Custom grammars (advanced)

For cases where JSON schema and regex are not expressive enough, supply a custom grammar. constrainWithGrammar accepts both Lark syntax and GBNF (llama.cpp format).

Lark syntax (recommended):

val sampler = SamplerPresets.constrainWithGrammar("""
start: record (NEWLINE record)* NEWLINE?
record: field ("," field)*
field: /[^,"\n\r]+/
NEWLINE: /\r?\n/
""")

GBNF syntax (also accepted):

val sampler = SamplerPresets.constrainWithGrammar("""
file ::= record (newline record)* newline?
record ::= field ("," field)*
field ::= /[^,"\n\r]+/
newline ::= "\r\n" | "\n"
""")
info

The older SamplerPresets.grammar() method is deprecated. Use SamplerPresets.constrainWithGrammar() instead — it accepts both Lark and GBNF strings.

Building custom samplers with the DSL

Sampler presets abstract away some control.

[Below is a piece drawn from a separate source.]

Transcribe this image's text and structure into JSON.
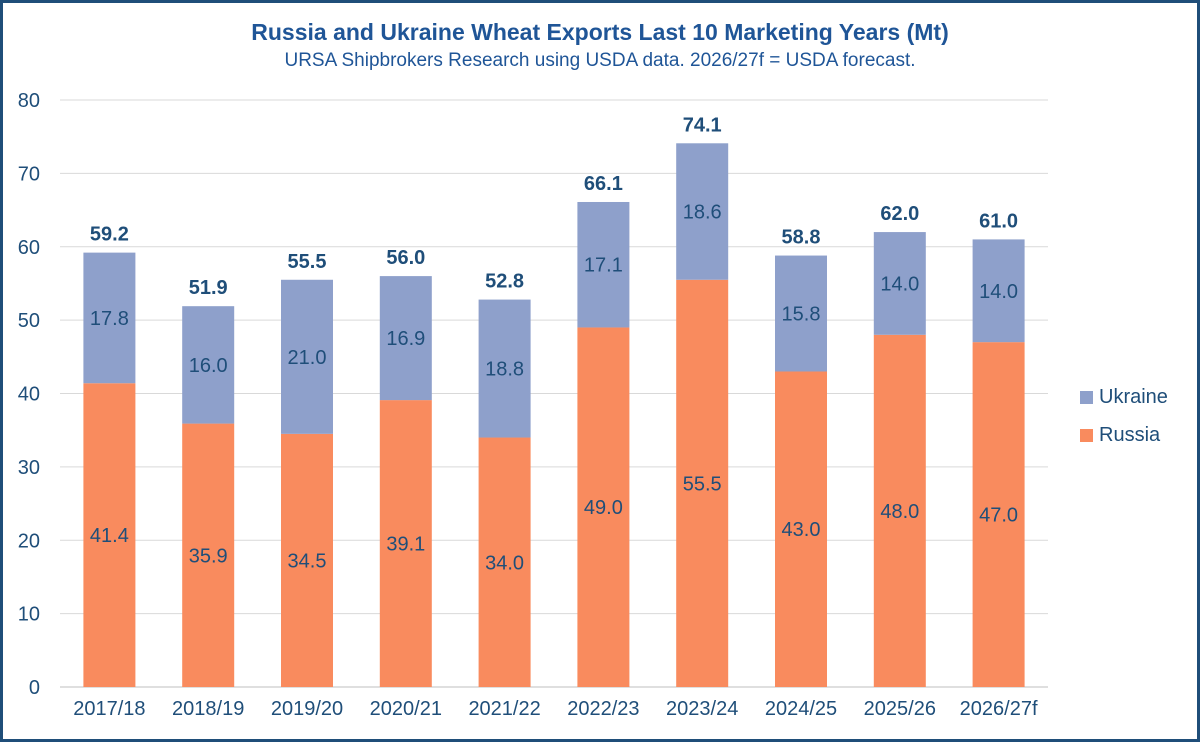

For more advanced configurations — chaining samplers, tuning parameters — use the buildSampler DSL:

import ai.nobodywho.buildSampler

val sampler = buildSampler {
topK(40)
temperature(0.8f)
minP(0.05f)
dist()
}

val chat = Chat.fromPath(
modelPath = "./model.gguf",
sampler = sampler
)

Inside the buildSampler block, chain configuration steps (which modify the distribution) and end with a terminal step (which determines how to sample from it):

Configuration steps: topK, topP, minP, temperature, typicalP, xtc, grammar, dry, penalties

Terminal steps: dist(), greedy(), mirostatV1(), mirostatV2()

If no terminal step is called, dist() is used by default.

You can also change the sampler on an existing chat:

val newSampler = buildSampler {
temperature(1.2f)
topP(0.9f)
dist()
}
chat.setSamplerConfig(newSampler)